Os avanços nas neurociências permitem identificar quais?as zonas do cérebro ativadas quando expostas a campanhas. Matt Qvortrup, investigador da Universidade de Coventry e autor de "The Political Brain", explica, num artigo publicado no The Conversation, como isso é feito: o cérebro precisa de oxigénio, que é transportado pelo sangue. Como o sangue tem ferro (que é magnético), torna-se visível em exames que recorram a "scanners" magnéticos como a ressonância magnética funcional. Assim, se há uma parte do cérebro ativada na presença de um determinado candidato, isso poderá ser uma potencial pista de que poderemos votar nele. "Quando queremos comprar alguma coisa - ou quando gostamos de um determinado candidato eleitoral -, ativamos uma parte do cérebro chamada estriado ventral (…), ligada à recompensa", explica Qvortrup. Além de que, se gostarmos dessa pessoa, essa zona do cérebro vai ser "bombardeada" com dopamina.??

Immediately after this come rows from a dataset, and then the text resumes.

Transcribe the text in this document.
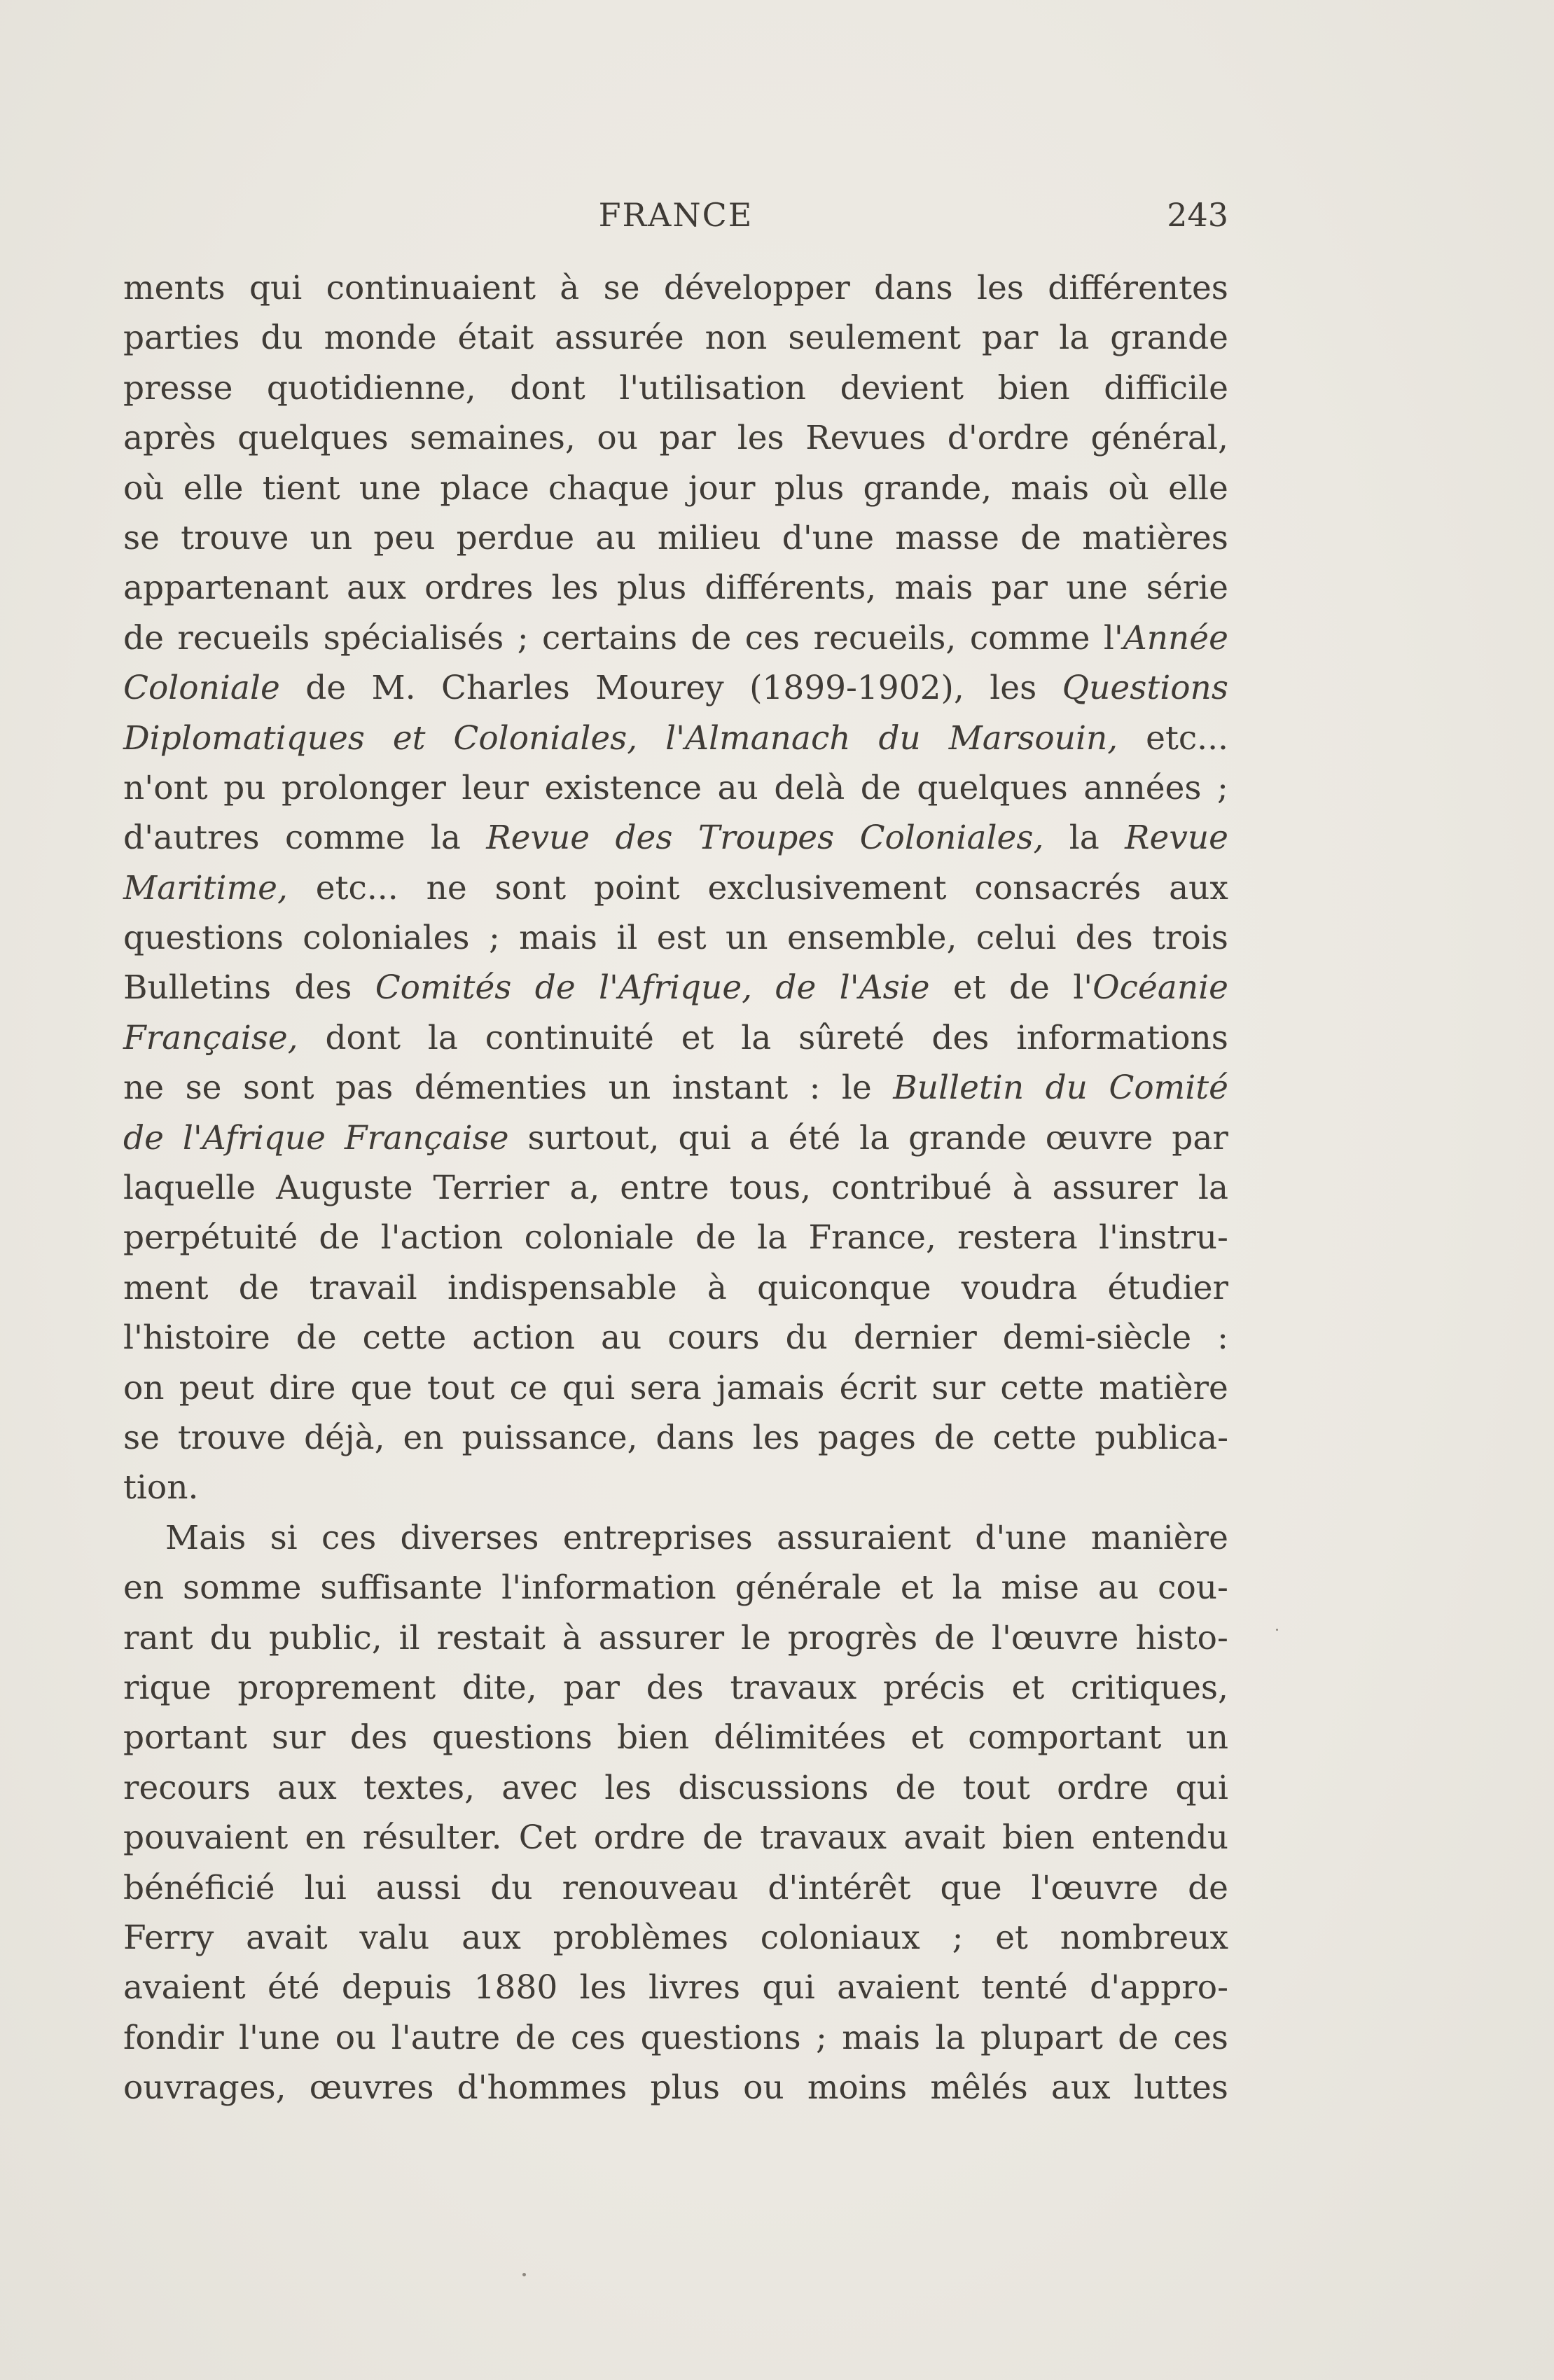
FRANCE	243
ments qui continuaient à se développer dans les différentes
parties du monde était assurée non seulement par la grande
presse quotidienne, dont l'utilisation devient bien difficile
après quelques semaines, ou par les Revues d'ordre général,
où elle tient une place chaque jour plus grande, mais où elle
se trouve un peu perdue au milieu d'une masse de matières
appartenant aux ordres les plus différents, mais par une série
de recueils spécialisés ; certains de ces recueils, comme l'Année
Coloniale de M. Charles Mourey (1899-1902), les Questions
Diplomatiques et Coloniales, l'Almanach du Marsouin, etc...
n'ont pu prolonger leur existence au delà de quelques années ;
d'autres comme la Revue des Troupes Coloniales, la Revue
Maritime, etc... ne sont point exclusivement consacrés aux
questions coloniales ; mais il est un ensemble, celui des trois
Bulletins des Comités de l'Afrique, de l'Asie et de l'Océanie
Française, dont la continuité et la sûreté des informations
ne se sont pas démenties un instant : le Bulletin du Comité
de l'Afrique Française surtout, qui a été la grande œuvre par
laquelle Auguste Terrier a, entre tous, contribué à assurer la
perpétuité de l'action coloniale de la France, restera l'instru-
ment de travail indispensable à quiconque voudra étudier
l'histoire de cette action au cours du dernier demi-siècle :
on peut dire que tout ce qui sera jamais écrit sur cette matière
se trouve déjà, en puissance, dans les pages de cette publica-
tion.

Mais si ces diverses entreprises assuraient d'une manière
en somme suffisante l'information générale et la mise au cou-
rant du public, il restait à assurer le progrès de l'œuvre histo-
rique proprement dite, par des travaux précis et critiques,
portant sur des questions bien délimitées et comportant un
recours aux textes, avec les discussions de tout ordre qui
pouvaient en résulter. Cet ordre de travaux avait bien entendu
bénéficié lui aussi du renouveau d'intérêt que l'œuvre de
Ferry avait valu aux problèmes coloniaux ; et nombreux
avaient été depuis 1880 les livres qui avaient tenté d'appro-
fondir l'une ou l'autre de ces questions ; mais la plupart de ces
ouvrages, œuvres d'hommes plus ou moins mêlés aux luttes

Qvortrup dá ainda outros exemplos. O estudo "Political Orientations are correlated with brain structure in young adults", liderado por investigadores do Instituto de Neurociência Cognitiva do University College, mostrou que o pensamento de esquerda aparece associado a um aumento da matéria cinzenta na região do córtex mais relacionada com a empatia e que a área mais ativada no caso do pensamento de centro-direita é o córtex pré-frontal dorsolateral, mais associado à cautela. Por sua vez, uma investigação do neurocientista Erik?Asp refere que, em indivíduos fundamentalistas religiosos ou que se identificam com movimentos de extrema-direita, as imagens dos exames revelavam danos no córtex pré-frontal ventromedial, associado à tolerância e à inteligência social. O mesmo estudo mostrou ainda que, perante imagens de opositores políticos, havia uma ativação da amígdala - a zona do cérebro ativada quando nos sentimos em perigo.